You can wear a size 8 at one store and a size 12 at another, even if your body has not changed. This inconsistency is a deliberate feature of the clothing industry, not a flaw. Understanding why it happens helps you shop more efficiently and stop treating your clothing size as a fixed identity.

The short answer: there is no legally enforced clothing size standard in most countries. Brands define their own size grading, and their choices are influenced by marketing, target demographics, and manufacturing economics.

What Is Vanity Sizing?

Vanity sizing refers to the practice of labeling a garment with a smaller size number than older standards would dictate, so the customer feels good about fitting into a 'smaller' size. Research has shown that shoppers are more likely to purchase and have higher satisfaction with clothing labeled at their perceived ideal size.

The effect has been documented over decades: a 'size 8' garment in the US today has significantly larger measurements than a 'size 8' from the 1970s. Studies have found that what was a size 16 in 1958 would be labeled a size 8 or smaller today. Vanity sizing has inflated US women's size numbers across the board.

Why International Brands Size Differently

Different countries developed their sizing standards independently. EU sizing is based on body measurements in centimeters; US sizing is based on an evolving set of informal conventions; Japanese sizing reflects the body proportions of the Japanese population at the time the standards were set.
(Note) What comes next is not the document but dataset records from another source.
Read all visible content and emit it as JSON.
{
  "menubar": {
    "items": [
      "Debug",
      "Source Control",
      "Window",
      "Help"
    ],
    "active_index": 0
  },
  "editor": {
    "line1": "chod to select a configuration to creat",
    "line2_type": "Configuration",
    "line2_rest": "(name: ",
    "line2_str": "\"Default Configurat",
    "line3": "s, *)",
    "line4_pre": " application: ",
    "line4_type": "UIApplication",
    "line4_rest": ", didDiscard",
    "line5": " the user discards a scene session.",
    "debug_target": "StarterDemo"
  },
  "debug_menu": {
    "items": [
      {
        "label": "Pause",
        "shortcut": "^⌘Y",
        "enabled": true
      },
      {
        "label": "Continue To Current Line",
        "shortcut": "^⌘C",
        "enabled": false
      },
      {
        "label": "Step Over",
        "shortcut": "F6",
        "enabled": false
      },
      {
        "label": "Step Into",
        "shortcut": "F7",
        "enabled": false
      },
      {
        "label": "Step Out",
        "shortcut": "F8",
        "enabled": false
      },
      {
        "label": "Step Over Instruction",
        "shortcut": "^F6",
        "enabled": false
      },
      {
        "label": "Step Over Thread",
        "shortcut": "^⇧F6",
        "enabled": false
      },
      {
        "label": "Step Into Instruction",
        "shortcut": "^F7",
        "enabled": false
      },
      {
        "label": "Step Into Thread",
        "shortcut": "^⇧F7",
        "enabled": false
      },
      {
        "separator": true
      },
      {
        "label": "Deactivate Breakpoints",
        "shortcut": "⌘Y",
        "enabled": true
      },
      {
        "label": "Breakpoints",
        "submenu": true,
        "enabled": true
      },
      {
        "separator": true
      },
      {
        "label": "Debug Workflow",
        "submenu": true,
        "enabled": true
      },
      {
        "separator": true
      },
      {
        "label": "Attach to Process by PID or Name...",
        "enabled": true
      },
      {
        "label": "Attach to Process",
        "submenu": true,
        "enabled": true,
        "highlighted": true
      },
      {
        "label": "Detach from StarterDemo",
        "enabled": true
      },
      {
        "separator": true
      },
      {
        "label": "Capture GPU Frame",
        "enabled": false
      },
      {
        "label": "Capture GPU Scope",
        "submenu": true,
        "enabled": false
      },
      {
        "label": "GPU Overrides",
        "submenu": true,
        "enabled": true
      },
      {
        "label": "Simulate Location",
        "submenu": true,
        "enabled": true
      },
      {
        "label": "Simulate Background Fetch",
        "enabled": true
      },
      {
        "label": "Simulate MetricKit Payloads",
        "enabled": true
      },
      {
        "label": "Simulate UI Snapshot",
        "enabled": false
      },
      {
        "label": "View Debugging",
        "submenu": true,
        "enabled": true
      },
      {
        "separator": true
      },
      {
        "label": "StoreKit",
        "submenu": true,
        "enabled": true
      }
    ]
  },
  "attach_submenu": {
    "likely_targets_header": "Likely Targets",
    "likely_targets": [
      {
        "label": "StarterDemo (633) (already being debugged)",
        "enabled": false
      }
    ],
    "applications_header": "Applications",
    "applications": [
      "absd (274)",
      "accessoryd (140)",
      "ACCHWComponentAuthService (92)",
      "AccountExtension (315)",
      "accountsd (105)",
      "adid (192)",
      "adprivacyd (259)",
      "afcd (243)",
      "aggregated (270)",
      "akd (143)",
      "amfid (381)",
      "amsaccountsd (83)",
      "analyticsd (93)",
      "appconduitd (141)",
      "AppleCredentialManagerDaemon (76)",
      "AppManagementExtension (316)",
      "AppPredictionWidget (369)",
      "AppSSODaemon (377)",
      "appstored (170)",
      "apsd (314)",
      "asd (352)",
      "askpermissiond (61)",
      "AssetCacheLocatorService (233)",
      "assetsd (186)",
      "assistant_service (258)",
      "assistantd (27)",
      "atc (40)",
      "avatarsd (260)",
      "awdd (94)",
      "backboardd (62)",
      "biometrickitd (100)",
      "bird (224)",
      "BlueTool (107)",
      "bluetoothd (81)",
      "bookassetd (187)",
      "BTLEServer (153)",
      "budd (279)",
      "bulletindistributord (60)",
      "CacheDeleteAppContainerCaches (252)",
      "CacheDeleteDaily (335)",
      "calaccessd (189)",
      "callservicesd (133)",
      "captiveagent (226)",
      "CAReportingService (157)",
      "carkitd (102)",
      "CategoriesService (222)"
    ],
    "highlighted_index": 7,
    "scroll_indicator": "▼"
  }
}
Because Japanese women historically have had different average proportions from US or European women, Japanese standard sizes are cut narrower and shorter. A Japanese size M may correspond to a US XS. This is not about quality or preference — it is about which population the brand was originally designed to serve.
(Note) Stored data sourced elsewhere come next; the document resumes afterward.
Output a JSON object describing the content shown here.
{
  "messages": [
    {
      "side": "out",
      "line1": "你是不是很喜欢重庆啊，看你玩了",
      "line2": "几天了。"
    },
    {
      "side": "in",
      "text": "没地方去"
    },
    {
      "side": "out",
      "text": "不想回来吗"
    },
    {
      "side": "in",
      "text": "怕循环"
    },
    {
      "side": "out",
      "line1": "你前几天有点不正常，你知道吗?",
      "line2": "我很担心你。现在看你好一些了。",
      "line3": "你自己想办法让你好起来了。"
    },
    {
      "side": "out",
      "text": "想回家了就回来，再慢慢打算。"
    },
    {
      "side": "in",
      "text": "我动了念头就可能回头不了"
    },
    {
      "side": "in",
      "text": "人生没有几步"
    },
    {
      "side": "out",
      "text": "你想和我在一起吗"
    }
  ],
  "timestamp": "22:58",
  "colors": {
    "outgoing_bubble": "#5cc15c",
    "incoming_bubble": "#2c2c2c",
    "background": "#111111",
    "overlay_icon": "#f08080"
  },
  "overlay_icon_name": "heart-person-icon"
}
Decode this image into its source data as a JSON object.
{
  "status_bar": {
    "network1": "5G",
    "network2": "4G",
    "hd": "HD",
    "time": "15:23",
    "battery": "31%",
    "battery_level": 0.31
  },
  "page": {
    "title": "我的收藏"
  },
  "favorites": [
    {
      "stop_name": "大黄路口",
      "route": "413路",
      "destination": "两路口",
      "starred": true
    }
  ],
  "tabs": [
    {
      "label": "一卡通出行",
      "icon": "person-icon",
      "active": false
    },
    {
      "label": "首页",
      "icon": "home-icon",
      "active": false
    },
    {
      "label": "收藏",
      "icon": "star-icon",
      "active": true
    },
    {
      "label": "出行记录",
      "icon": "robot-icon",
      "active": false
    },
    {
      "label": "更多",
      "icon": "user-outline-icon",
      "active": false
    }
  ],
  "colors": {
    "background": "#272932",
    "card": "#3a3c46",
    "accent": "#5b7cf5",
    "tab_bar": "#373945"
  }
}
How Brands Define Their Own Grading

Even within the same country, brands choose their own 'fit model' — the body proportions they design their base size around. A brand targeting petite customers uses a smaller fit model. A brand targeting athletic builds uses a different one. Since the brand only needs to ensure consistency within its own line, not across the industry, sizes differ.

Premium brands and designer labels sometimes deliberately cut smaller, creating an aspirational fit — wearing a size 4 from a luxury brand feels more exclusive than a size 8 from the same label. Budget and fast-fashion brands often size generously to minimize returns.

Practical Shopping Tips

  • Ignore the size label. Focus on the garment's actual measurements when shopping online.
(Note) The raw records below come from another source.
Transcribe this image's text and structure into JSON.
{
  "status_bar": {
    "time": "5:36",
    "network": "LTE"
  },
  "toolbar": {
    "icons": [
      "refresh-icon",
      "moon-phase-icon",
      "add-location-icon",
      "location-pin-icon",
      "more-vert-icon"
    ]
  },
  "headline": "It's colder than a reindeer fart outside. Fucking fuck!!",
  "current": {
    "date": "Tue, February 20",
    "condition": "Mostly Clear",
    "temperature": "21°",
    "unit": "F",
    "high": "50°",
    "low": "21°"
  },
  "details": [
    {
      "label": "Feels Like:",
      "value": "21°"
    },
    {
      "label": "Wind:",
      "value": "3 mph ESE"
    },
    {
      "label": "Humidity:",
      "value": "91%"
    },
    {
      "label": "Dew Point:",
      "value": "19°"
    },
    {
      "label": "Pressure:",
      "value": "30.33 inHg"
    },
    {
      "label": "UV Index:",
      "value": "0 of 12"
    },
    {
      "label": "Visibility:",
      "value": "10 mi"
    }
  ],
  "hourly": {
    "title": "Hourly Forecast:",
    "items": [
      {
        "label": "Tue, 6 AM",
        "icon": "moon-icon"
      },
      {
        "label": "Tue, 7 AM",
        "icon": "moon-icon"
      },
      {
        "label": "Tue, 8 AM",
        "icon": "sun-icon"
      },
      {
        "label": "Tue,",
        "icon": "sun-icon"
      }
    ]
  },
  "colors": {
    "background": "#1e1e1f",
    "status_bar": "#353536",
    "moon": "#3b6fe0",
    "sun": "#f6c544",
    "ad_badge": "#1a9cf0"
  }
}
  • Keep a note of your size at stores you buy from regularly. A running list of 'I'm a 10 at H&M, a 12 at Zara, a 8 at Nordstrom' is more useful than knowing your 'true' size.

  • For online purchases, look for customer reviews mentioning fit. Comments like 'runs small, ordered up a size' are more informative than the brand's size chart.

  • Measure yourself in cm and compare to the brand's garment measurements when available.

Frequently Asked Questions

Is vanity sizing illegal?

No. There are no laws requiring clothing brands to use standardized sizing. Brands are free to label garments as they choose, as long as they do not make false claims about specific measurements.

Do men's clothes have vanity sizing too?

Men's sizing is more measurement-based (neck, chest, waist in inches or cm), so vanity sizing is less pronounced. However, casual men's clothing in S/M/L is subject to the same brand-level variation as women's.

Why hasn't sizing been standardized globally?

Standardization would require the clothing industry to agree on a single body measurement system and commit to consistent grading — which conflicts with each brand's interest in controlling its own fit identity and marketing. Attempts at standardization (like the ISO 8559 standard) exist but are not widely enforced commercially.

How can I find my measurements quickly?

You need a flexible tape measure, about 5 minutes, and a mirror. Measure bust (around fullest part of chest), waist (narrowest point), and hips (fullest point). Record in cm. These three numbers let you match most international size charts accurately.